What have been the key success factors in this monetization process?
There were three key success factors: 1) the quality of the asset and the work previously done on it; 2) market conditions for certain commodities, for example, recently we have seen a very good market for lithium assets and we were able to monetize not only the asset but also the royalty that was created when we disposed of the asset; and 3) the appetite for acquirers for assets in Quebec. Quebec is considered as a good mining jurisdiction and many acquirers are looking for assets in Quebec.
Normally exploration companies, such as QPM, issue shares to fund drilling, which can lead to significant dilution of the shareholder base. Please explain how share dilution has been avoided by receiving proceeds from the divestment of non-core assets?

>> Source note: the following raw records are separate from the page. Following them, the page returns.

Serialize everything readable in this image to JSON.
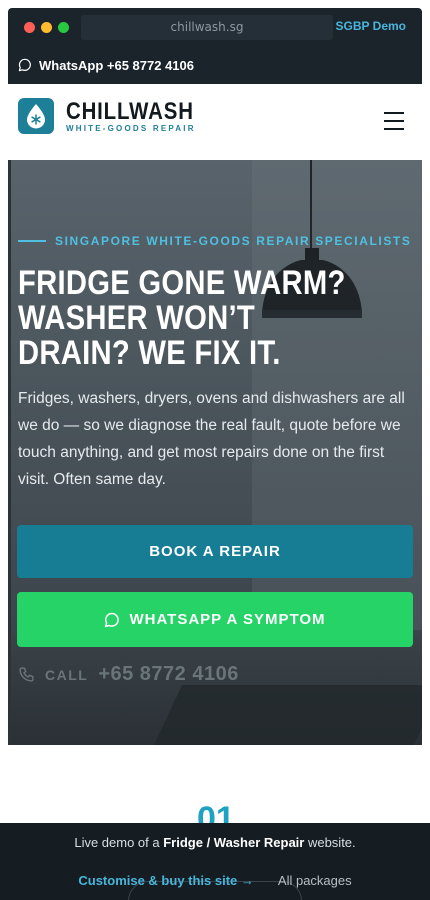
{
  "browser": {
    "url": "chillwash.sg",
    "demo_label": "SGBP Demo"
  },
  "topbar": {
    "whatsapp_text": "WhatsApp +65 8772 4106"
  },
  "header": {
    "brand_name": "CHILLWASH",
    "brand_tagline": "WHITE-GOODS REPAIR"
  },
  "hero": {
    "eyebrow": "SINGAPORE WHITE-GOODS REPAIR SPECIALISTS",
    "headline_line1": "FRIDGE GONE WARM?",
    "headline_line2": "WASHER WON’T",
    "headline_line3": "DRAIN? WE FIX IT.",
    "lede": "Fridges, washers, dryers, ovens and dishwashers are all we do — so we diagnose the real fault, quote before we touch anything, and get most repairs done on the first visit. Often same day.",
    "book_label": "BOOK A REPAIR",
    "whatsapp_label": "WHATSAPP A SYMPTOM",
    "call_label": "CALL",
    "call_number": "+65 8772 4106"
  },
  "section": {
    "number": "01"
  },
  "demo_bar": {
    "text_prefix": "Live demo of a ",
    "text_bold": "Fridge / Washer Repair",
    "text_suffix": " website.",
    "customise_label": "Customise & buy this site →",
    "packages_label": "All packages"
  },
  "colors": {
    "brand_teal": "#1e7f99",
    "accent_cyan": "#4fc0e2",
    "whatsapp_green": "#25d366",
    "dark_bar": "#1b242b"
  }
}
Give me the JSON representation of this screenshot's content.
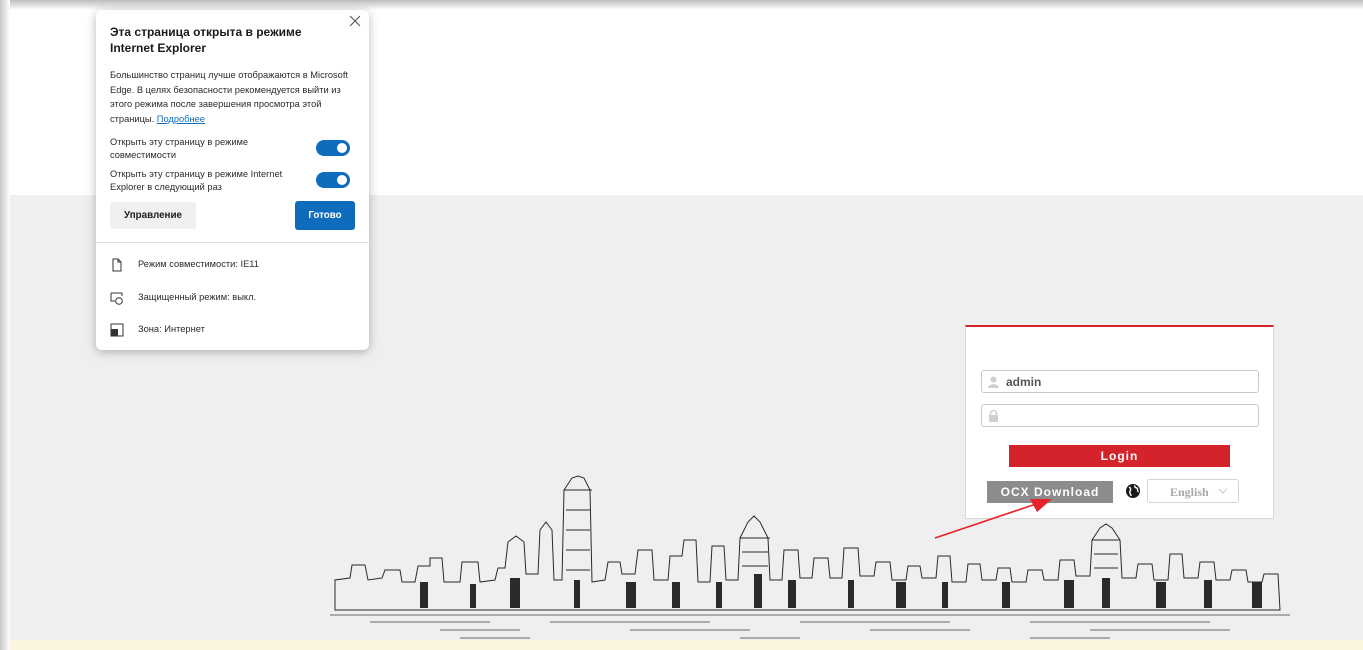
{
  "ie_flyout": {
    "title": "Эта страница открыта в режиме Internet Explorer",
    "description": "Большинство страниц лучше отображаются в Microsoft Edge. В целях безопасности рекомендуется выйти из этого режима после завершения просмотра этой страницы.",
    "learn_more_link": "Подробнее",
    "toggle_compat_label": "Открыть эту страницу в режиме совместимости",
    "toggle_compat_on": true,
    "toggle_next_time_label": "Открыть эту страницу в режиме Internet Explorer в следующий раз",
    "toggle_next_time_on": true,
    "manage_button": "Управление",
    "done_button": "Готово",
    "info": {
      "compat_mode": "Режим совместимости: IE11",
      "protected_mode": "Защищенный режим: выкл.",
      "zone": "Зона: Интернет"
    },
    "icons": [
      "close-icon",
      "document-icon",
      "protected-mode-icon",
      "zone-icon"
    ]
  },
  "login": {
    "username_value": "admin",
    "password_value": "",
    "login_button": "Login",
    "ocx_button": "OCX Download",
    "language_selected": "English",
    "icons": [
      "user-icon",
      "lock-icon",
      "globe-icon",
      "chevron-down-icon"
    ]
  },
  "colors": {
    "accent_red": "#d4232a",
    "edge_blue": "#0f6cbd",
    "ocx_gray": "#8c8c8c",
    "page_background": "#efefef",
    "annotation_arrow": "#e8222a"
  }
}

With a monetization process yielding C$13 million and assuming and all in drilling cost of $300 per meter, you can drill more than 40,000 meters. This a lot of meters and can be sufficient to identify a significant mineral resource. At our current share price, we would have to issue 52 million shares to fund that much drilling. This would represent a very significant shareholder dilution. We are trying to avoid that.
The cash received from the sale of non-core assets is "hard" cash as opposed to the traditional cash received from the issuance of flow-through shares. What is the advantage to receive ‘hard’ cash in particular for exploring in the province of Quebec?
In the James Bay region of Quebec where we operate, for every "hard dollar" that you spend, the company receives a 37.5% tax credit from the government tax agency following the submission of the documentation showing that the funds have been spent. This is like having a 37.5% discount on your drilling cost. Your exploration dollar goes a long way to discover more resources and the next gold mine.